Gardening with Native Plants: Why It Matters - with Claudia Thompson, founder,  Grow Native Massachusetts

Feb 14, 2018

March 6, 2018

Native plants are increasingly recognized as important to our gardens and landscapes, but why? Claudia will give us an overview of their essential role in ecosystem health— starting with the concept of co-evolution between plants and animals, and ending with a tour of her 7,000 square foot garden in Cambridge, MA.  She will explain the differences among native, naturalized, and invasive plants; and explore the food web that links plants to insects to birds, wildlife, and humans.  Using her garden as a case study, we will learn about the essential principles for designing gardens that are places of both beauty and biodiversity. This includes working with local ecology, thinking about plant communities, and creating habitat for birds, butterflies, and wildlife. Ending with an overview of resources available to learn more about these issues and how to source native plants from the nursery trade, this program will help you “get” why native plants are so important and understand what you can do in your own garden to make the world a better place!
Claudia’s Biography:
Ms.
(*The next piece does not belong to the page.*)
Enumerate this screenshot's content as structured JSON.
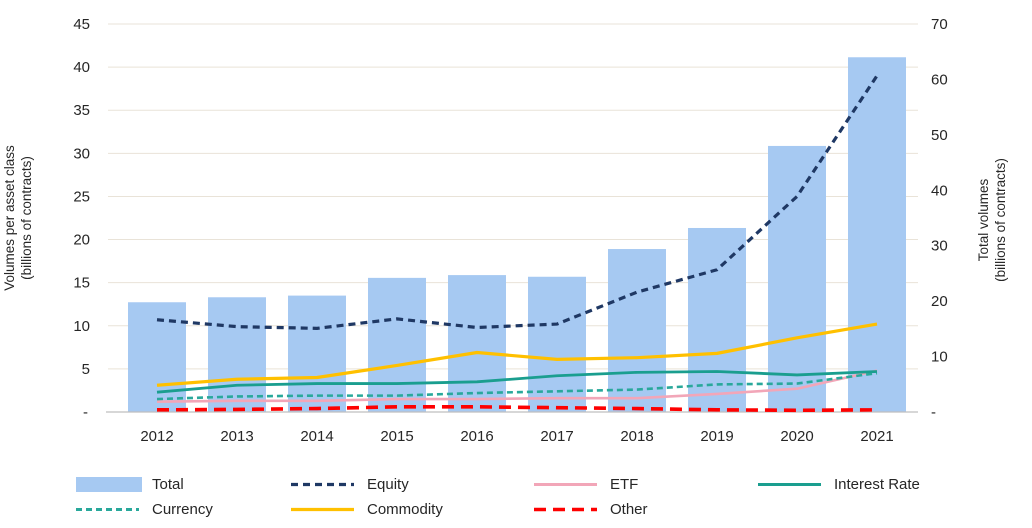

Thompson founded Grow Native Massachusetts in 2010 and has been recognized nationally as a leader in the native plant movement. She has had an extensive career in the environmental sector, including past roles as Director of Education for the Appalachian Mountain Club, Director of Drumlin Farm for Mass Audubon, and serving for nine years on the board of the New England Wild Flower Society. She is a strong advocate for the importance of land stewardship on all lands— large and small— and believes that conservation begins at home. We must change the paradigm that views humans as separate from nature, and adopt a 21st century attitude toward conservation that views human activity as integral to the natural world. Claudia’s happiest moments are spent in her own gardens, watching a diverse array of hawks, migrating songbirds, and even rare species such as woodcocks— all taking sustenance and utilizing the habitat she and her husband have created on a relatively small parcel in urban Cambridge.  
Grow Native ❦ Massachusetts
Every garden matters ~ Every landscape counts!

This meeting will be open to the public. $5 donation. RSVP required.